4 Ağustos Pazar günü İstanbul’da yapılan biz yüzde 99’uz toplantısına katıldım. Hatta kısa bir de konuşma yaptım. Biz yüzde 99’uz, New York, Wall Street’deki Zuccotti Park’ta başlayan ve kısa sürede 100’e yakın şehire yayılan işgal et hareketinin icat ettiği bir slogan. Orada da haklıydı, burada da haklı. Haklı olmanın ötesinde, tam da her zamankinden daha çok toparlanmaya ihtiyacımız olan bu tarihi eşiğe muazzam uygun.
Gezi Parkı ile başlayarak ülke sathında yaygın bir isyana dönüşen hareket esas olarak çalışanların, emeği ile geçinenlerin, işsizlerin ve çocuklarının başkaldırısı idi. Hali vakti yerinde, işi güvencede, sadece hayat tarzına karışıldığı için gaz yiyen olduysa da, sayılarının az olduğu aşikâr. Kısacası, isyan bir orta sınıf isyanı değildi. Mücadele tarzı ile değildi, hedefleri ile değildi, sloganları ile değildi. Şimdi sloganlara bir de biz yüzde 99’uz eklendi.

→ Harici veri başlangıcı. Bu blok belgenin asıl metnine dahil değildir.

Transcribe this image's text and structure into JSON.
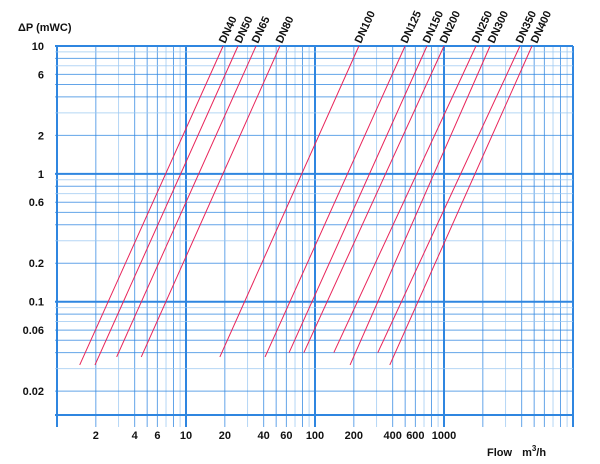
{
  "chart_data": {
    "type": "line",
    "title": "",
    "xlabel": "Flow",
    "xunit_base": "m",
    "xunit_sup": "3",
    "xunit_tail": "/h",
    "ylabel": "ΔP (mWC)",
    "xscale": "log",
    "yscale": "log",
    "xlim": [
      1,
      10000
    ],
    "ylim": [
      0.013,
      10
    ],
    "grid": true,
    "legend": "labels at top end of each line",
    "x_tick_labels": [
      {
        "value": 2,
        "label": "2"
      },
      {
        "value": 4,
        "label": "4"
      },
      {
        "value": 6,
        "label": "6"
      },
      {
        "value": 10,
        "label": "10"
      },
      {
        "value": 20,
        "label": "20"
      },
      {
        "value": 40,
        "label": "40"
      },
      {
        "value": 60,
        "label": "60"
      },
      {
        "value": 100,
        "label": "100"
      },
      {
        "value": 200,
        "label": "200"
      },
      {
        "value": 400,
        "label": "400"
      },
      {
        "value": 600,
        "label": "600"
      },
      {
        "value": 1000,
        "label": "1000"
      }
    ],
    "y_tick_labels": [
      {
        "value": 10,
        "label": "10"
      },
      {
        "value": 6,
        "label": "6"
      },
      {
        "value": 2,
        "label": "2"
      },
      {
        "value": 1,
        "label": "1"
      },
      {
        "value": 0.6,
        "label": "0.6"
      },
      {
        "value": 0.2,
        "label": "0.2"
      },
      {
        "value": 0.1,
        "label": "0.1"
      },
      {
        "value": 0.06,
        "label": "0.06"
      },
      {
        "value": 0.02,
        "label": "0.02"
      }
    ],
    "series": [
      {
        "name": "DN40",
        "x": [
          1.5,
          19.4
        ],
        "y": [
          0.032,
          10
        ]
      },
      {
        "name": "DN50",
        "x": [
          1.97,
          25.3
        ],
        "y": [
          0.032,
          10
        ]
      },
      {
        "name": "DN65",
        "x": [
          2.9,
          34.9
        ],
        "y": [
          0.037,
          10
        ]
      },
      {
        "name": "DN80",
        "x": [
          4.5,
          53.5
        ],
        "y": [
          0.037,
          10
        ]
      },
      {
        "name": "DN100",
        "x": [
          18.3,
          219
        ],
        "y": [
          0.037,
          10
        ]
      },
      {
        "name": "DN125",
        "x": [
          41,
          499
        ],
        "y": [
          0.037,
          10
        ]
      },
      {
        "name": "DN150",
        "x": [
          63,
          738
        ],
        "y": [
          0.04,
          10
        ]
      },
      {
        "name": "DN200",
        "x": [
          82,
          1000
        ],
        "y": [
          0.04,
          10
        ]
      },
      {
        "name": "DN250",
        "x": [
          140,
          1770
        ],
        "y": [
          0.04,
          10
        ]
      },
      {
        "name": "DN300",
        "x": [
          187,
          2275
        ],
        "y": [
          0.032,
          10
        ]
      },
      {
        "name": "DN350",
        "x": [
          307,
          3880
        ],
        "y": [
          0.04,
          10
        ]
      },
      {
        "name": "DN400",
        "x": [
          380,
          4810
        ],
        "y": [
          0.032,
          10
        ]
      }
    ]
  },
  "colors": {
    "grid_major": "#2f86e0",
    "grid_minor": "#9cc8f2",
    "series": "#e8245a"
  }
}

Biz yüzde 99’uz sloganının saf sanayi proletaryasını temsil etme iddiasında bir slogan olmadığını söylemeye bile gerek yok. Dolayısıyla, ideolojik tertemizlik peşindekileri tatmin etmeyeceği kesin. Propoganda amaçlı ve tam da bu yüzden şüphesiz abartılı bir tercih. İfade edilmek istenen, toplumun ezici çoğunluğunun çalışmazsa hayatını sürdüremeyecek durumdaki emekçilerden müteşekkil olduğu. Kaldı ki, çalışanların hayatını sürdürüp sürdüremedikleri ise ayrıca tartışmalı.
Biz yüzde 99’uz sloganı tabii ki hemen geri kalanın, yani % 1’i oluşturan para babalarının, aynı zamanda düzenin egemenleri olduğunu da ima ediyor. Nobelli iktisatçı Simon Kuznets’in tahmininin hilafına, kapitalist uzun dönem büyümenin, önce gelir eşitsizliği sonra da nispeten eşitlik yaratacağı beklentisinin gerçekleşmediğini biliyoruz. Aşağıdaki şekil tam da bu konuda Journal of Economic Perspectives’de yeni yayınlanmış bir çalışmadan (Uluslararası ve Tarihi Perspektiften En üst % 1; tinyurl.com/lorwblx).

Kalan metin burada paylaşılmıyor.